Microsoft: Keine AR- und VR-Pläne für die Xbox


Mit Holo Lens zählt Microsoft zu den Vorreitern im Bereich Virtual Reality, beziehungsweise eher Mixed Reality, die Grenzen sind bei diesen virtuellen Geschichten ja fließend. In einem Interview mit GamesIndustry.biz erklärte Microsoft Chief Marketing Officer Mike Nichols nun ein bisschen die Pläne von Microsoft im Bezug auf Xbox. Interessanterweise beinhalten jene Pläne weder VR noch AR – das sei schlichtweg nicht für die Xbox geeignet, so die Aussage.

Das liegt vor allem an der Geschwindigkeit der Entwicklung, das ließe sich laut Nichols auf einem PC einfach praktischer vollziehen. Für Augmented Reality sieht er beispielsweise Smartphones als das passende Mittel. Und die Xbox soll eben auch weiterhin für Inhalte zur Verfügung stehen, die man auf dem Fernseher konsumiert. Und diese TV-Erlbebnisse möchte Microsoft künftig breiter aufstellen:

„We don’t have any plans specific to Xbox consoles in virtual reality or mixed reality,“ Nichols said. „Our perspective on it has been and continues to be that the PC is probably the best platform for more immersive VR and MR. As an open platform, it just allows faster, more rapid iteration. There are plenty of companies investing in it in the hardware side and the content side, or some combination therein. Obviously on phones, augmented reality is a good scenario as well that’s going to grow. But as it relates to Xbox, no. Our focus is primarily on experiences you would play on your TV, and ultimately we’d like to make those experiences more broadly.“

In dem Interview geht Nichols auch auf die Übernahmen durch Microsoft Studios ein, ein Umstand, der bei Nutzern nicht nur positiv ankommt. Nichols begründet dies mit der Strategie, für alle Plattformen die passenden Angebote präsentieren zu können. Der Nutzer soll mit den Leuten spielen können, mit denen er möchte, unabhängig vom verwendeten Gerät.

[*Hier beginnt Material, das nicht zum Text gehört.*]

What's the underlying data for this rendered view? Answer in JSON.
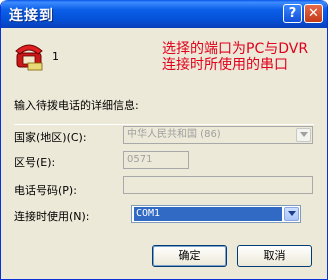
{
  "window": {
    "title": "连接到"
  },
  "titlebar": {
    "help_label": "?",
    "close_label": "✕"
  },
  "connection": {
    "name": "1",
    "icon": "phone-icon"
  },
  "annotation": {
    "text": "选择的端口为PC与DVR连接时所使用的串口",
    "color": "#e0001b"
  },
  "form": {
    "section_label": "输入待拨电话的详细信息:",
    "country_label": "国家(地区)(C):",
    "country_value": "中华人民共和国 (86)",
    "area_label": "区号(E):",
    "area_value": "0571",
    "phone_label": "电话号码(P):",
    "phone_value": "",
    "connect_using_label": "连接时使用(N):",
    "connect_using_value": "COM1"
  },
  "buttons": {
    "ok": "确定",
    "cancel": "取消"
  }
}
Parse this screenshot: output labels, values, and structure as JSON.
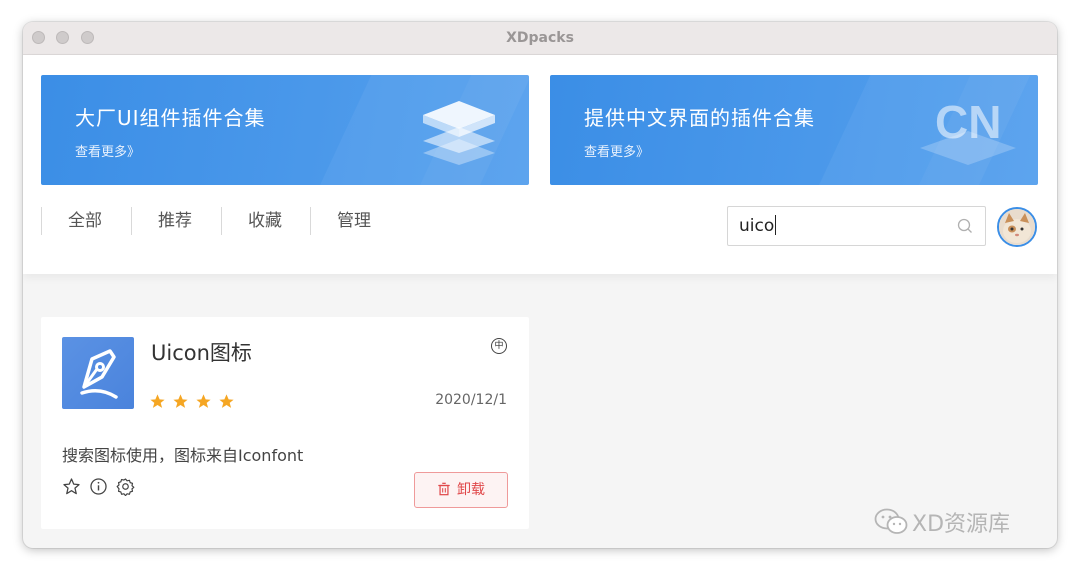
{
  "window": {
    "title": "XDpacks"
  },
  "banners": [
    {
      "title": "大厂UI组件插件合集",
      "more": "查看更多》",
      "badge_icon": "layers-stack-icon"
    },
    {
      "title": "提供中文界面的插件合集",
      "more": "查看更多》",
      "badge_text": "CN"
    }
  ],
  "tabs": [
    "全部",
    "推荐",
    "收藏",
    "管理"
  ],
  "search": {
    "value": "uico",
    "icon": "search-icon"
  },
  "plugin": {
    "name": "Uicon图标",
    "lang_badge": "中",
    "rating": 4,
    "date": "2020/12/1",
    "description": "搜索图标使用，图标来自Iconfont",
    "uninstall_label": "卸载"
  },
  "watermark": "XD资源库",
  "colors": {
    "accent": "#3b8ee6",
    "danger": "#e0484a",
    "star": "#f5a623"
  }
}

Und so kommt es eben auch zustande, dass Microsoft mal einen Titel bringt, der nur für Mobilgeräte ist. Den Nutzer interessiert es schlichtweg nicht, ob es da technische Probleme geben könnte, er will auf allen Geräten unterhalten werden. Interessant ist aber auch, dass der neu angekündigte Streaming-Service für Games laut Nichols eben nicht das viel zitierte „Netflix für Spiele“ ist. Denn der Ansatz sei ein anderer.

Beim Gamning sieht es nämlich so aus, dass man einen Spieler mit einem Game nur abholen muss, danach ist er oftmals auch bereit, weiter in ein Game zu investieren. Bei reinem Inhalte-Konsum entfällt dieser Schritt. Das sei aber auch nur ein Unterschied in den Modellen. Auf jeden Fall sollen Gamer – egal auf welcher Plattform – mehr und mehr zusammenfinden. Das sieht man heute schon vereinzelt, so lange wird das aber nicht mehr dauern, bis das dann gang und gäbe ist.